The “Honey Badger” remained unemployed late into Tuesday night, perhaps opening the door for a safety-needy team to swoop in under the assumption that his market has cooled and that Mathieu could be had for $14 million annually or less.

Marcus Maye’s name also came off the board Tuesday night. The former Jets safety, who’s coming off a torn Achilles while playing on the franchise tag, agreed to join the Saints – replacing Williams – on a reported three-year, $28.5 million deal.

The Eagles had shown some interest in Maye, sources told Inside The Birds, but Maye’s injury status concerned the club, especially given the long-term deal Maye was able to command from New Orleans.

Anthony Harris and Rodney McLeod, last year’s Eagles starting safeties, remain on the market and could each be re-signed if the Eagles can’t find the right prospect for the right money, though a return of that average safety tandem surely wouldn’t inspire much confidence that Roseman had given Gannon enough weapons to improve last year’s anti-septic, sometime ineffectual defense that produced few takeaways and rarely sacked the quarterback.

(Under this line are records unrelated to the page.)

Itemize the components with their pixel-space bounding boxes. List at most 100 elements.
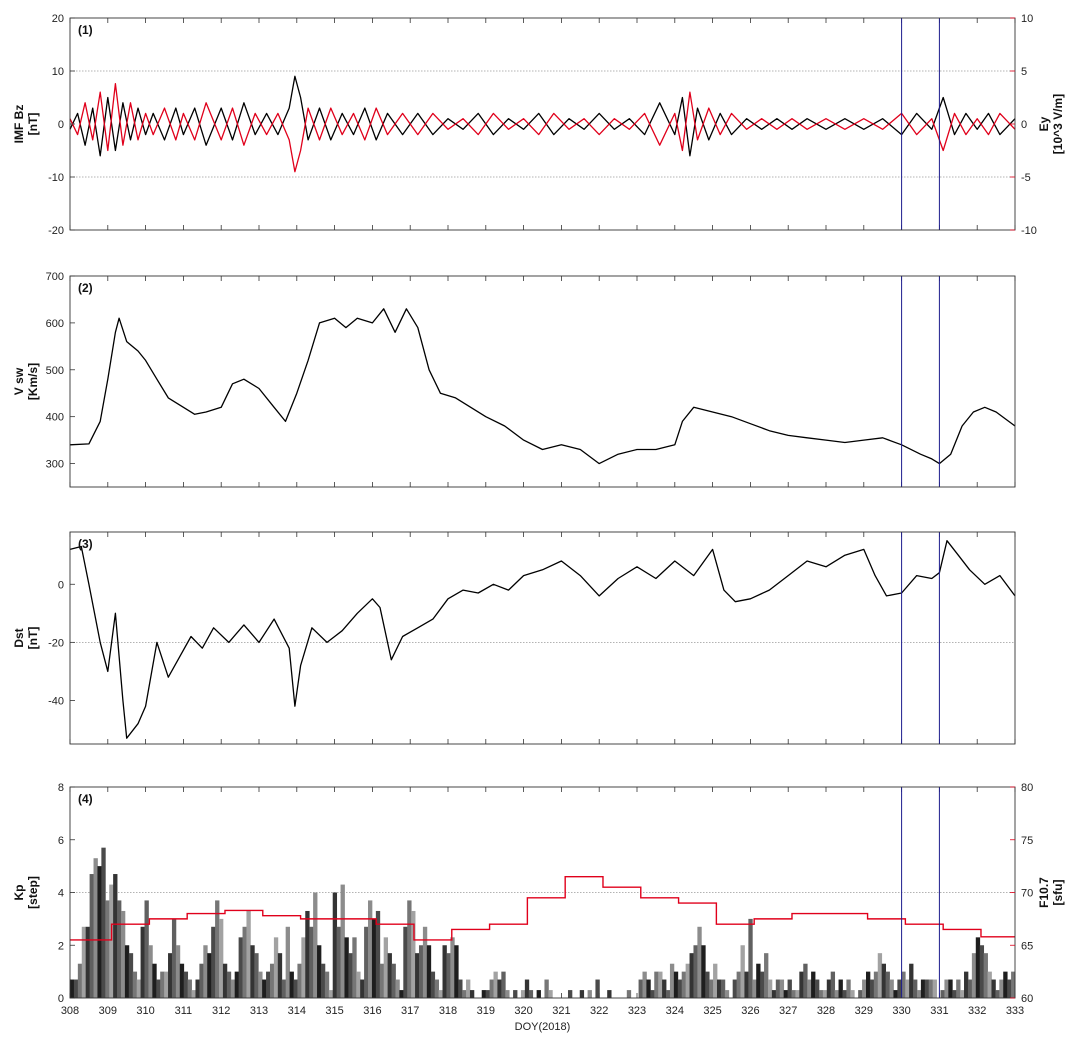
kp-bar <box>301 937 306 998</box>
kp-bar <box>826 979 832 998</box>
kp-bar <box>791 990 796 998</box>
kp-bar <box>430 971 436 998</box>
kp-bar <box>520 990 526 998</box>
kp-bar <box>454 945 459 998</box>
kp-bar <box>536 990 541 998</box>
kp-bar <box>744 971 749 998</box>
kp-bar <box>775 979 781 998</box>
y-tick-label: -20 <box>48 225 64 237</box>
kp-bar <box>128 953 134 998</box>
kp-bar <box>399 990 404 998</box>
kp-bar <box>195 979 200 998</box>
kp-bar <box>834 990 839 998</box>
kp-bar <box>203 945 208 998</box>
kp-bar <box>544 979 549 998</box>
y-tick-label: 4 <box>58 888 64 900</box>
y-tick-label: 2 <box>58 940 64 952</box>
kp-bar <box>752 979 757 998</box>
kp-bar <box>70 979 75 998</box>
y-tick-label: 500 <box>46 365 64 377</box>
y-axis-title: Kp[step] <box>12 876 40 909</box>
kp-bar <box>865 971 871 998</box>
kp-bar <box>983 953 988 998</box>
kp-bar <box>928 979 934 998</box>
kp-bar <box>677 979 683 998</box>
kp-bar <box>426 945 432 998</box>
panel-frame <box>69 531 1016 745</box>
kp-bar <box>971 953 977 998</box>
kp-bar <box>650 990 655 998</box>
kp-bar <box>638 979 643 998</box>
kp-bar <box>340 884 345 998</box>
kp-bar <box>995 990 1000 998</box>
kp-bar <box>658 971 663 998</box>
kp-bar <box>920 979 926 998</box>
x-tick-label: 325 <box>703 1005 721 1017</box>
y-tick-label: 600 <box>46 318 64 330</box>
kp-bar <box>317 945 322 998</box>
x-tick-label: 308 <box>61 1005 79 1017</box>
kp-bar <box>818 990 824 998</box>
y-tick-label: -20 <box>48 637 64 649</box>
kp-bar <box>579 990 585 998</box>
y-tick-label: 10 <box>52 66 64 78</box>
kp-bar <box>967 979 973 998</box>
kp-bar <box>846 979 851 998</box>
kp-bar <box>156 979 161 998</box>
kp-bar <box>787 979 792 998</box>
kp-bar <box>524 979 530 998</box>
kp-bar <box>489 979 494 998</box>
kp-bar <box>873 971 879 998</box>
kp-bar <box>960 990 965 998</box>
kp-bar <box>811 971 816 998</box>
kp-bar <box>822 990 828 998</box>
x-tick-label: 322 <box>590 1005 608 1017</box>
kp-bar <box>607 990 612 998</box>
kp-bar <box>387 953 392 998</box>
kp-bar <box>422 926 428 998</box>
panel-label: (2) <box>78 281 93 295</box>
kp-bar <box>199 963 204 998</box>
kp-bar <box>438 990 443 998</box>
kp-bar <box>269 963 275 998</box>
y-tick-label: 300 <box>46 459 64 471</box>
kp-bar <box>830 971 836 998</box>
kp-bar <box>309 926 314 998</box>
kp-bar <box>869 979 875 998</box>
kp-bar <box>850 990 855 998</box>
kp-bar <box>885 971 890 998</box>
kp-bar <box>266 971 271 998</box>
kp-bar <box>368 900 373 998</box>
kp-bar <box>403 926 408 998</box>
kp-bar <box>356 971 361 998</box>
kp-bar <box>246 910 251 998</box>
y-tick-label: -40 <box>48 695 64 707</box>
x-tick-label: 312 <box>212 1005 230 1017</box>
kp-bar <box>964 971 969 998</box>
kp-bar <box>469 990 475 998</box>
kp-bar <box>124 945 130 998</box>
x-tick-label: 326 <box>741 1005 759 1017</box>
kp-bar <box>662 979 667 998</box>
kp-bar <box>250 945 255 998</box>
kp-bar <box>901 971 906 998</box>
kp-bar <box>838 979 843 998</box>
kp-bar <box>842 990 847 998</box>
kp-bar <box>689 953 694 998</box>
kp-bar <box>693 945 698 998</box>
kp-bar <box>779 979 785 998</box>
x-tick-label: 332 <box>968 1005 986 1017</box>
y2-axis-title: F10.7[sfu] <box>1037 877 1065 908</box>
kp-bar <box>493 971 498 998</box>
kp-bar <box>481 990 487 998</box>
kp-bar <box>136 979 141 998</box>
kp-bar <box>666 990 671 998</box>
kp-bar <box>415 953 420 998</box>
kp-bar <box>799 971 804 998</box>
kp-bar <box>140 926 145 998</box>
y-tick-label: -10 <box>48 172 64 184</box>
kp-bar <box>281 979 287 998</box>
kp-bar <box>254 953 259 998</box>
kp-bar <box>344 937 349 998</box>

As for wide receiver, the Eagles embarked on free agency looking to add a veteran presence, sources told Inside The Birds, but a white-hot market Monday led to some unrealistic price tags, to the point where the market was nearly dormant Tuesday.

Agents for remaining, mid-level wide receivers were probably looking to squeeze more dollars for their clients after the Jaguars helped reset the market twice over by agreeing to terms with Christian Kirk on a blockbuster deal worth more annually than some pass rushers received, leading teams to think twice about joining the Jags’ company as the market essentially stalled the next day.

Household names such as Allen Robinson, Juju Smith-Schuster, and the recently released Jarvis Landy headline a list of veteran wide receivers still up for grabs on the market and possibly available for less money than initially anticipated.